“You represent a saint’s church,” I remarked, glancing at the card. “I travel a good deal and I haven’t found a church specially designed for sinners like me. I’m uncomfortable among the saints. I’m not quarrelling with your church or its name, but I’ve long had a feeling that our church nomenclature needs revision. Still, that’s a personal matter. You’ve done your duty by me, and I’d be glad to come if I didn’t have another engagement.”

The pages of a Chicago morning newspaper that lay across my knees probably persuaded him that I was lying. However, after a moment’s hesitation he sat down beside me.

“That’s funny, what you said about a church for sinners—but we have one right here in Warburton; odd you never heard of it! It was written up in the newspapers a good deal. It’s just across the street from St. John’s on Water Street.”

I recalled now that I had seen a strange church in my walk to the hotel, but the new St. John’s had so absorbed my attention that I had passed it with only a glance. It came back to me that it was a white wooden structure, and that boards were nailed across its pillared portico as though to shut out the public while repairs were in progress.

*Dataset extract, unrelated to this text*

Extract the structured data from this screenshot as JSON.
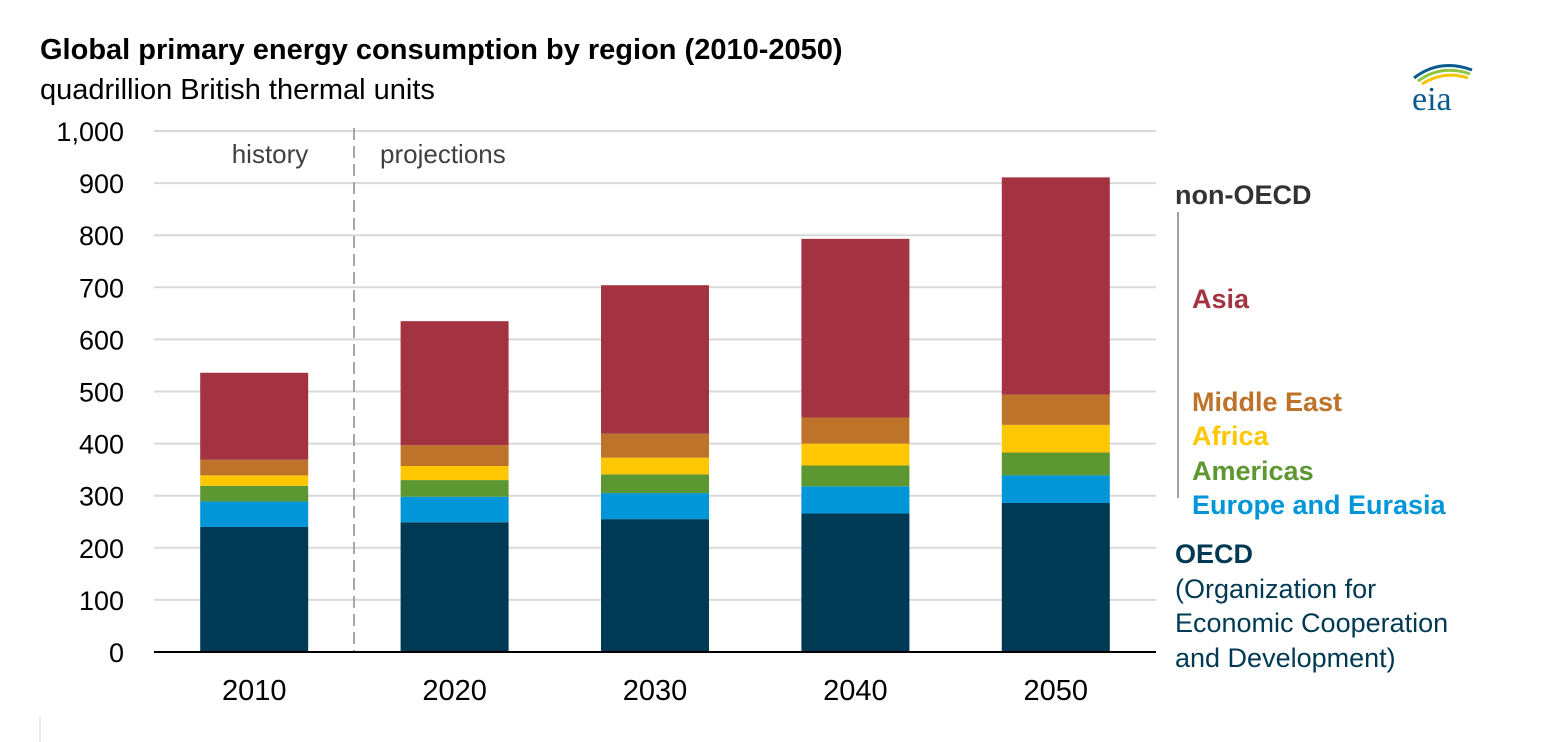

“Saints excluded, sinners only need apply?”

He nodded, and looked at me queerly, as though, now that I had broached the matter, he considered the advisability of telling me more. It was ten o’clock and half a dozen church-bells clanged importunately as a background for the Adeste Fideles rung from St. John’s chimes.

“‘The Church For Honest Sinners,’ might suit you, only it’s closed—closed for good, I guess,” he remarked, again scrutinizing me closely.

He played nervously with a pack of cards similar to the one with which he had introduced himself. Other men, quite as unmistakably transients as I, were lounging down from breakfast, settling themselves to their newspapers, or seeking the barber-shop. Something in my attitude toward the church for which he was seeking worshippers seemed to arrest him. He was a handsome, clear-eyed, wholesome-looking young fellow, whose life had doubtless been well sheltered from evil; there was something refreshingly naïve about him. I liked his straightforward manner of appealing to strangers; a bank teller, perhaps, or maybe a clerk in the office of one of the manufacturing companies whose indifference to the welfare of their laborers I had come to investigate. Not the most grateful of tasks, this of passing church advertisements about in hotel lobbies on Sunday mornings. It requires courage, true manliness. My heart warmed to him as I saw a number of men eying us from the cigar-stand, evidently amused that the young fellow had cornered me. A member of the group, a stout gentleman in checks, held one of the cards in his hand and covertly pointed with it in our direction.

“If there’s a story about the sinners’ church I’d like to hear it,” I remarked encouragingly. “It seemed to be closed—suppose they’re enlarging it to accommodate the rush.”

“Well, no; hardly that,” he replied soberly. “It was built as an independent scheme—none of the denominations would stand for it of course.”